Simultaneously, a drought in Brazil is driving up coffee prices. Coffee futures — the financial market exchange for coffee — have increased 57 percent this year.
Price hikes are expected to continue in York County and across the country during the second quarter, analysts said.
"It's going to be a bad couple months, at least three to six months," said Michael Montgomery, an economist at IHS Global Insight.
The biggest impact on consumers is that it puts them in a bad mood, he said.
"Gas and food prices are seen most by consumers. They're very sensitive to those. They notice when pot roast goes up 10 cents," Montgomery said.
A 3 or 4 percent increase on a grocery bill adds about $3 or $4 to a $100 grocery bill, and that's enough for shoppers to take notice, he said.
"It's real, not a phantom. It does cost more to go to the grocery store," Montgomery said.
Search for savings: Most consumers adapt to the higher prices by saving on other items. Customers will start looking for deals and coupons, and grocery chains will accommodate those shoppers, he said.
"Giant recognizes that family budgets are tight, and they continue to negotiate strong, promotional Bonus Buys with vendors on behalf of customers," said spokeswoman Laura Jacobs.

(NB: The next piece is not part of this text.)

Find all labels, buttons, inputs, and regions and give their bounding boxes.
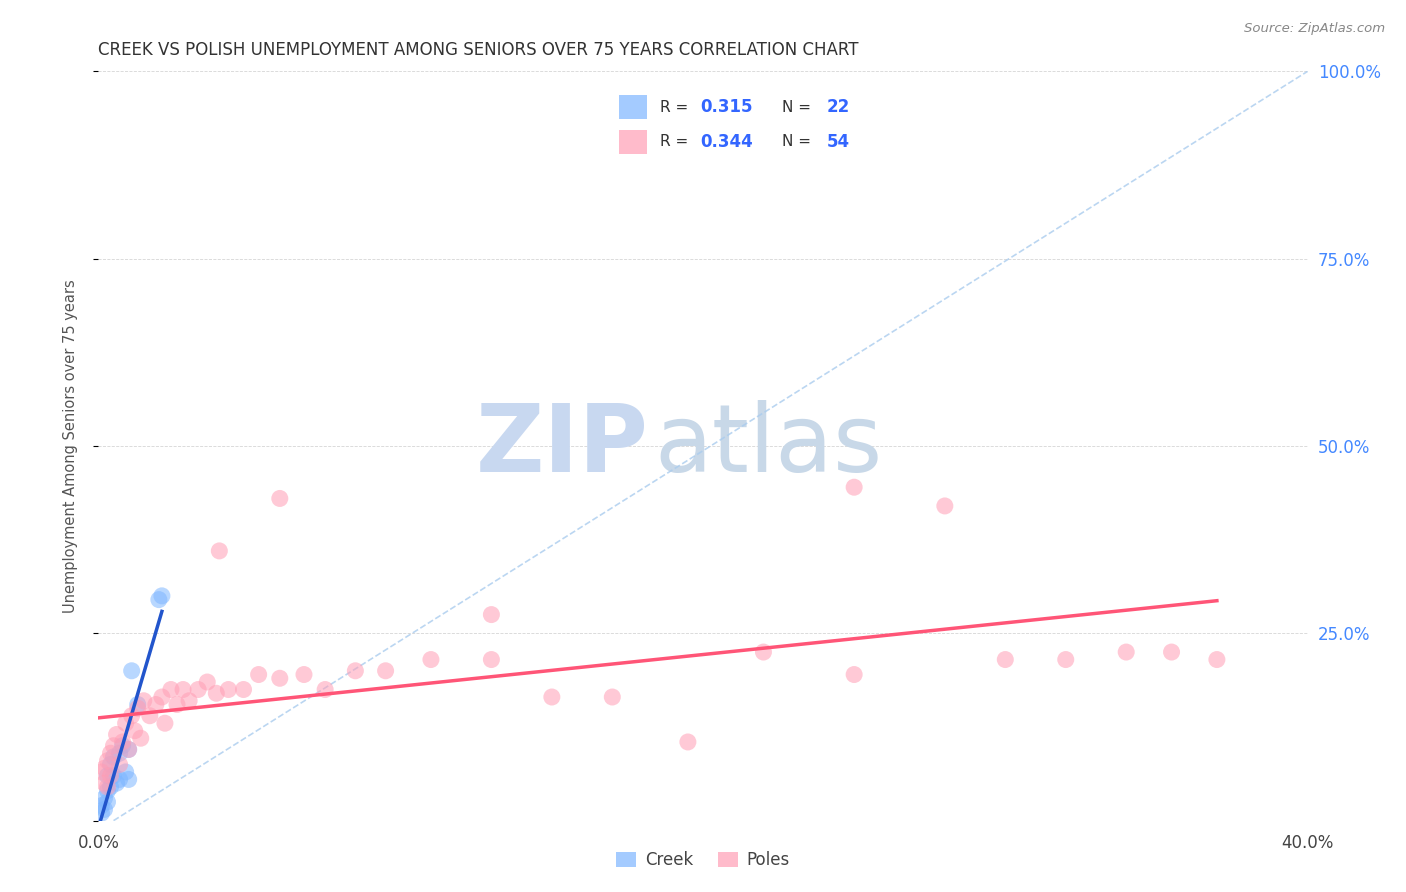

Weis is also trying to keep prices as low as possible, said spokesman Dennis Curtin.
"We've absorbed more than half of the cost increase — and have focused on holding our everyday retails as best we can. We're priced at the minimum price set by the milk marketing board — and not a penny higher — which means we sell at the lowest legally allowable price in (Pennsylvania)," he said.
The majority of consumers will cut where they can and find a way to make their food budgets work, Montgomery said.
"But people don't like changing their behavior. These price increases might not break the bank, but people will find them very annoying," he said.